L’infortunio si differenzia dalla malattia in quanto si tratta di un qualsiasi incidente intercorso durante l’orario di lavoro o nel tragitto casa-lavoro o nel caso di spostamenti da una sede lavorativa ad un’altra. Accade sovente, infatti, che il dipendente, fingendo un infortunio, si assenti dal lavoro per svolgere un’altra attività lavorativa o per dedicarsi ad attività del tutto incompatibili con la presunta inabilità temporanea e parziale causata dall’infortunio ovvero che lo stesso lavoratore decida di prolungare il periodo di assenza necessario per la guarigione, nonostante quest’ultima sia già avvenuta. Tale condotta determina un inadempimento contrattuale tale da pregiudicare la prosecuzione, anche provvisoria, del rapporto di lavoro. L’accertamento di tale circostanza legittima il datore di lavoro a procedere con il licenziamento per giusta causa nei confronti dello stesso.
Inside Agency ha competenza e professionalità per assistere i clienti nella raccolta e analisi di ogni elemento che sia utile e attendibile rispetto all’oggetto di indagine.

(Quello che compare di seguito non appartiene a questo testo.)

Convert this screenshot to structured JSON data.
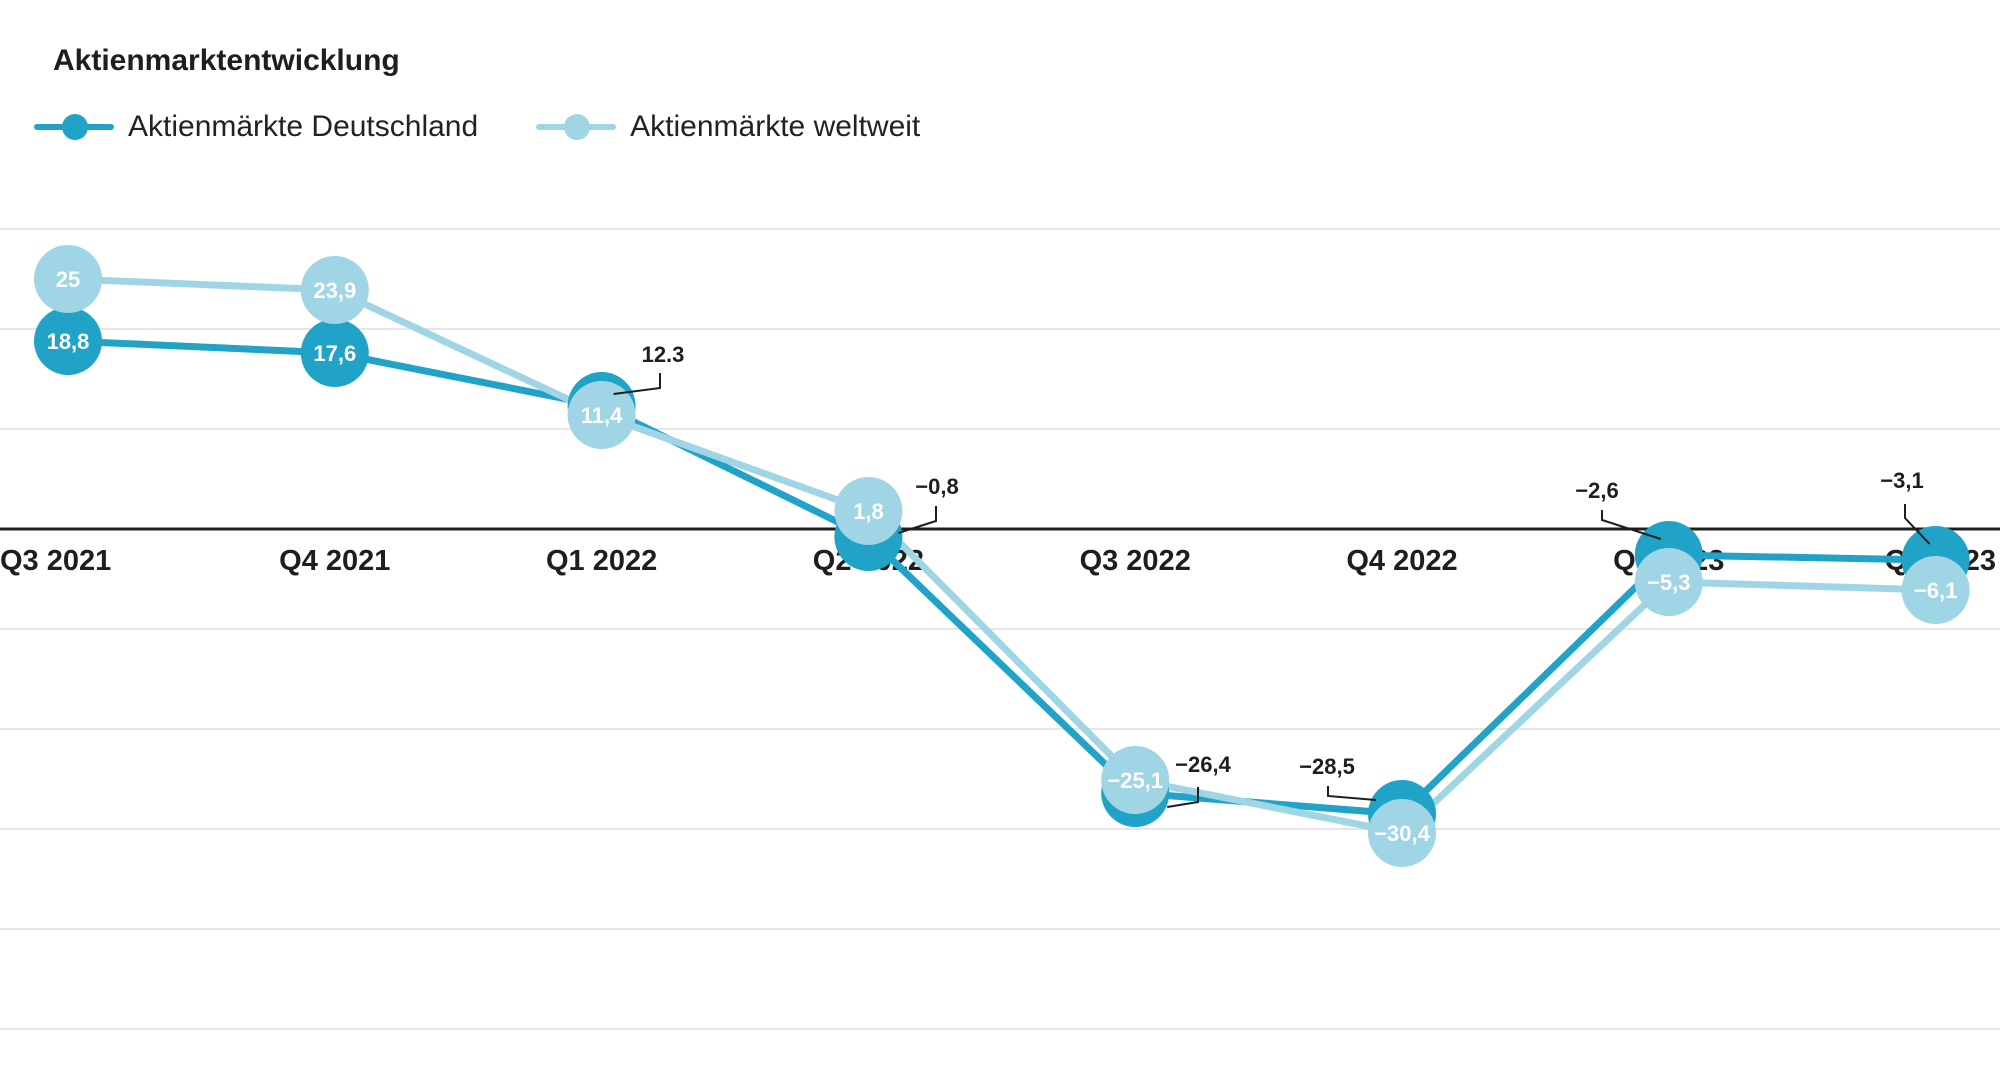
{
  "chart_data": {
    "type": "line",
    "title": "Aktienmarktentwicklung",
    "categories": [
      "Q3 2021",
      "Q4 2021",
      "Q1 2022",
      "Q2 2022",
      "Q3 2022",
      "Q4 2022",
      "Q1 2023",
      "Q2 2023"
    ],
    "series": [
      {
        "name": "Aktienmärkte Deutschland",
        "color": "#21a3c8",
        "values": [
          18.8,
          17.6,
          12.3,
          -0.8,
          -26.4,
          -28.5,
          -2.6,
          -3.1
        ],
        "labels": [
          "18,8",
          "17,6",
          "12.3",
          "−0,8",
          "−26,4",
          "−28,5",
          "−2,6",
          "−3,1"
        ]
      },
      {
        "name": "Aktienmärkte weltweit",
        "color": "#9fd5e4",
        "values": [
          25,
          23.9,
          11.4,
          1.8,
          -25.1,
          -30.4,
          -5.3,
          -6.1
        ],
        "labels": [
          "25",
          "23,9",
          "11,4",
          "1,8",
          "−25,1",
          "−30,4",
          "−5,3",
          "−6,1"
        ]
      }
    ],
    "ylim": [
      -50,
      30
    ],
    "grid": true,
    "legend": "top-left"
  }
}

  • l’adozione da parte del dipendente di un comportamento che, in relazione all’entità e alla natura della malattia o dell’infortunio, risulti idoneo a pregiudicarne o ritardarne la guarigione.

Il dipendente che, nel corso della malattia o dell’infortunio, adotti un comportamento volto ad ostacolare il processo di guarigione contribuendo, al contrario, ad un peggioramento delle proprie condizioni di salute, è passibile di licenziamento, in quanto si è in presenza di una violazione degli obblighi contrattuali di diligenza e fedeltà nonché dei doveri di correttezza e buona fede, tale da far venire meno quindi la relazione fiduciaria tra datore di lavoro e lavoratore che è elemento essenziale del rapporto di lavoro subordinato e impedire la prosecuzione, anche provvisoria, dello stesso.

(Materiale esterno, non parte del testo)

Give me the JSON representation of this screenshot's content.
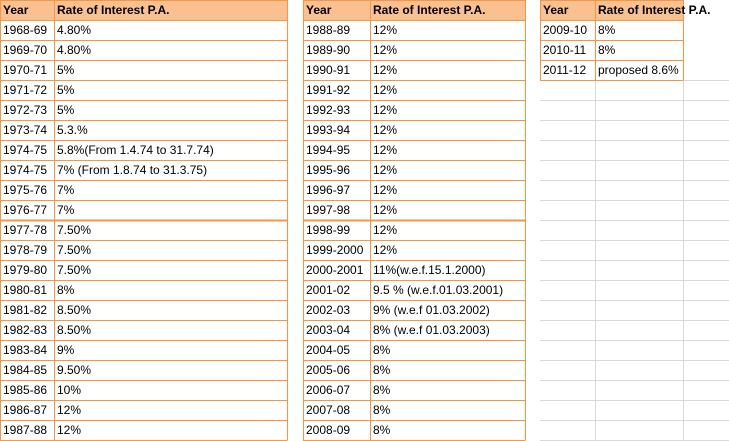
{
  "tables": [
    {
      "headers": [
        "Year",
        "Rate of Interest P.A."
      ],
      "rows": [
        [
          "1968-69",
          "4.80%"
        ],
        [
          "1969-70",
          "4.80%"
        ],
        [
          "1970-71",
          "5%"
        ],
        [
          "1971-72",
          "5%"
        ],
        [
          "1972-73",
          "5%"
        ],
        [
          "1973-74",
          "5.3.%"
        ],
        [
          "1974-75",
          "5.8%(From 1.4.74 to 31.7.74)"
        ],
        [
          "1974-75",
          "7% (From 1.8.74 to 31.3.75)"
        ],
        [
          "1975-76",
          "7%"
        ],
        [
          "1976-77",
          "7%"
        ],
        [
          "1977-78",
          "7.50%"
        ],
        [
          "1978-79",
          "7.50%"
        ],
        [
          "1979-80",
          "7.50%"
        ],
        [
          "1980-81",
          "8%"
        ],
        [
          "1981-82",
          "8.50%"
        ],
        [
          "1982-83",
          "8.50%"
        ],
        [
          "1983-84",
          "9%"
        ],
        [
          "1984-85",
          "9.50%"
        ],
        [
          "1985-86",
          "10%"
        ],
        [
          "1986-87",
          "12%"
        ],
        [
          "1987-88",
          "12%"
        ]
      ]
    },
    {
      "headers": [
        "Year",
        "Rate of Interest P.A."
      ],
      "rows": [
        [
          "1988-89",
          "12%"
        ],
        [
          "1989-90",
          "12%"
        ],
        [
          "1990-91",
          "12%"
        ],
        [
          "1991-92",
          "12%"
        ],
        [
          "1992-93",
          "12%"
        ],
        [
          "1993-94",
          "12%"
        ],
        [
          "1994-95",
          "12%"
        ],
        [
          "1995-96",
          "12%"
        ],
        [
          "1996-97",
          "12%"
        ],
        [
          "1997-98",
          "12%"
        ],
        [
          "1998-99",
          "12%"
        ],
        [
          "1999-2000",
          "12%"
        ],
        [
          "2000-2001",
          "11%(w.e.f.15.1.2000)"
        ],
        [
          "2001-02",
          "9.5 % (w.e.f.01.03.2001)"
        ],
        [
          "2002-03",
          "9% (w.e.f 01.03.2002)"
        ],
        [
          "2003-04",
          "8% (w.e.f 01.03.2003)"
        ],
        [
          "2004-05",
          "8%"
        ],
        [
          "2005-06",
          "8%"
        ],
        [
          "2006-07",
          "8%"
        ],
        [
          "2007-08",
          "8%"
        ],
        [
          "2008-09",
          "8%"
        ]
      ]
    },
    {
      "headers": [
        "Year",
        "Rate of Interest P.A."
      ],
      "rows": [
        [
          "2009-10",
          "8%"
        ],
        [
          "2010-11",
          "8%"
        ],
        [
          "2011-12",
          "proposed 8.6%"
        ]
      ]
    }
  ]
}
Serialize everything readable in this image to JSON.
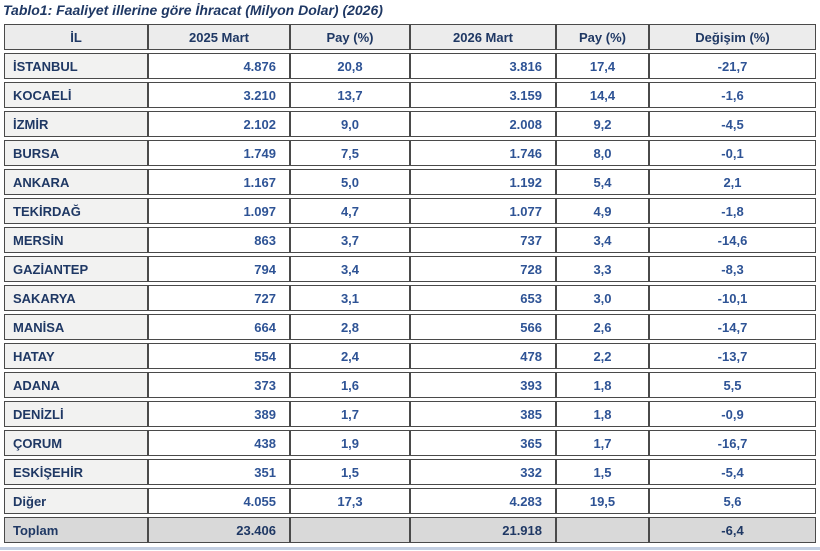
{
  "title": "Tablo1: Faaliyet illerine göre İhracat (Milyon Dolar) (2026)",
  "colors": {
    "header_text": "#1f3864",
    "number_text": "#2e5395",
    "header_bg": "#ececec",
    "name_col_bg": "#f2f2f1",
    "total_row_bg": "#d9d9d9",
    "border": "#4a4a4a",
    "bottom_rule": "#c3cfe2"
  },
  "table": {
    "columns": [
      "İL",
      "2025 Mart",
      "Pay (%)",
      "2026 Mart",
      "Pay (%)",
      "Değişim (%)"
    ],
    "rows": [
      {
        "il": "İSTANBUL",
        "m2025": "4.876",
        "pay2025": "20,8",
        "m2026": "3.816",
        "pay2026": "17,4",
        "degisim": "-21,7"
      },
      {
        "il": "KOCAELİ",
        "m2025": "3.210",
        "pay2025": "13,7",
        "m2026": "3.159",
        "pay2026": "14,4",
        "degisim": "-1,6"
      },
      {
        "il": "İZMİR",
        "m2025": "2.102",
        "pay2025": "9,0",
        "m2026": "2.008",
        "pay2026": "9,2",
        "degisim": "-4,5"
      },
      {
        "il": "BURSA",
        "m2025": "1.749",
        "pay2025": "7,5",
        "m2026": "1.746",
        "pay2026": "8,0",
        "degisim": "-0,1"
      },
      {
        "il": "ANKARA",
        "m2025": "1.167",
        "pay2025": "5,0",
        "m2026": "1.192",
        "pay2026": "5,4",
        "degisim": "2,1"
      },
      {
        "il": "TEKİRDAĞ",
        "m2025": "1.097",
        "pay2025": "4,7",
        "m2026": "1.077",
        "pay2026": "4,9",
        "degisim": "-1,8"
      },
      {
        "il": "MERSİN",
        "m2025": "863",
        "pay2025": "3,7",
        "m2026": "737",
        "pay2026": "3,4",
        "degisim": "-14,6"
      },
      {
        "il": "GAZİANTEP",
        "m2025": "794",
        "pay2025": "3,4",
        "m2026": "728",
        "pay2026": "3,3",
        "degisim": "-8,3"
      },
      {
        "il": "SAKARYA",
        "m2025": "727",
        "pay2025": "3,1",
        "m2026": "653",
        "pay2026": "3,0",
        "degisim": "-10,1"
      },
      {
        "il": "MANİSA",
        "m2025": "664",
        "pay2025": "2,8",
        "m2026": "566",
        "pay2026": "2,6",
        "degisim": "-14,7"
      },
      {
        "il": "HATAY",
        "m2025": "554",
        "pay2025": "2,4",
        "m2026": "478",
        "pay2026": "2,2",
        "degisim": "-13,7"
      },
      {
        "il": "ADANA",
        "m2025": "373",
        "pay2025": "1,6",
        "m2026": "393",
        "pay2026": "1,8",
        "degisim": "5,5"
      },
      {
        "il": "DENİZLİ",
        "m2025": "389",
        "pay2025": "1,7",
        "m2026": "385",
        "pay2026": "1,8",
        "degisim": "-0,9"
      },
      {
        "il": "ÇORUM",
        "m2025": "438",
        "pay2025": "1,9",
        "m2026": "365",
        "pay2026": "1,7",
        "degisim": "-16,7"
      },
      {
        "il": "ESKİŞEHİR",
        "m2025": "351",
        "pay2025": "1,5",
        "m2026": "332",
        "pay2026": "1,5",
        "degisim": "-5,4"
      },
      {
        "il": "Diğer",
        "m2025": "4.055",
        "pay2025": "17,3",
        "m2026": "4.283",
        "pay2026": "19,5",
        "degisim": "5,6"
      }
    ],
    "total": {
      "il": "Toplam",
      "m2025": "23.406",
      "pay2025": "",
      "m2026": "21.918",
      "pay2026": "",
      "degisim": "-6,4"
    }
  }
}
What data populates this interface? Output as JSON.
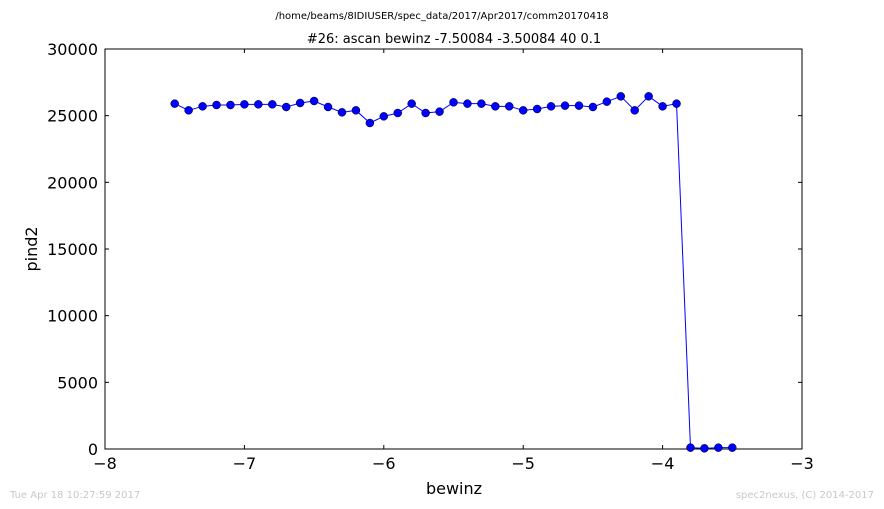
{
  "header": {
    "file_path": "/home/beams/8IDIUSER/spec_data/2017/Apr2017/comm20170418"
  },
  "footer": {
    "timestamp": "Tue Apr 18 10:27:59 2017",
    "credit": "spec2nexus, (C) 2014-2017"
  },
  "chart_data": {
    "type": "line",
    "title": "#26: ascan  bewinz -7.50084 -3.50084  40 0.1",
    "xlabel": "bewinz",
    "ylabel": "pind2",
    "xlim": [
      -8,
      -3
    ],
    "ylim": [
      0,
      30000
    ],
    "xticks": [
      -8,
      -7,
      -6,
      -5,
      -4,
      -3
    ],
    "xtick_labels": [
      "−8",
      "−7",
      "−6",
      "−5",
      "−4",
      "−3"
    ],
    "yticks": [
      0,
      5000,
      10000,
      15000,
      20000,
      25000,
      30000
    ],
    "ytick_labels": [
      "0",
      "5000",
      "10000",
      "15000",
      "20000",
      "25000",
      "30000"
    ],
    "grid": false,
    "series": [
      {
        "color": "#0000ff",
        "marker": "circle",
        "x": [
          -7.5,
          -7.4,
          -7.3,
          -7.2,
          -7.1,
          -7.0,
          -6.9,
          -6.8,
          -6.7,
          -6.6,
          -6.5,
          -6.4,
          -6.3,
          -6.2,
          -6.1,
          -6.0,
          -5.9,
          -5.8,
          -5.7,
          -5.6,
          -5.5,
          -5.4,
          -5.3,
          -5.2,
          -5.1,
          -5.0,
          -4.9,
          -4.8,
          -4.7,
          -4.6,
          -4.5,
          -4.4,
          -4.3,
          -4.2,
          -4.1,
          -4.0,
          -3.9,
          -3.8,
          -3.7,
          -3.6,
          -3.5
        ],
        "y": [
          25900,
          25400,
          25700,
          25800,
          25800,
          25850,
          25850,
          25850,
          25650,
          25950,
          26100,
          25650,
          25250,
          25400,
          24450,
          24950,
          25200,
          25900,
          25200,
          25300,
          26000,
          25900,
          25900,
          25700,
          25700,
          25400,
          25500,
          25700,
          25750,
          25750,
          25650,
          26050,
          26450,
          25400,
          26450,
          25700,
          25900,
          100,
          50,
          100,
          100
        ]
      }
    ]
  }
}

  • la regolare e corretta fruizione dei permessi parentali previsti dalla Legge n. 104/1992.
  • la regolare e corretta fruizione dei permessi sindacali.
  • la falsa attestazione della presenza in azienda di un dipendente effettuata attraverso la timbratura del badge da parte di un collega.

La falsa attestazione della presenza in azienda di un dipendente operata attraverso la timbratura del badge da parte di un collega rappresenta una condotta lesiva del vincolo fiduciario sussistente tra datore di lavoro e lavoratore tale dunque da giustificarne il licenziamento (art. 55 quater d.lgs 165/2001). Il cartellino marcatempo, infatti, costituisce un documento ad uso esclusivo del titolare non cedibile a terzi. Un comportamento difforme integra violazione dei doveri di diligenza e buona fede legittimando il datore di lavoro a licenziare l’autore del comportamento scorretto per giusta causa.
Qualora vi sia il sospetto che il dipendente non sia sul posto di lavoro, pur risultando presente in servizio, ovvero che lo stesso si allontani senza uno specifico titolo che a ciò lo autorizzi, il datore di lavoro può richiedere l’intervento di esperti che accertino la condotta antigiuridica tenuta dal lavoratore.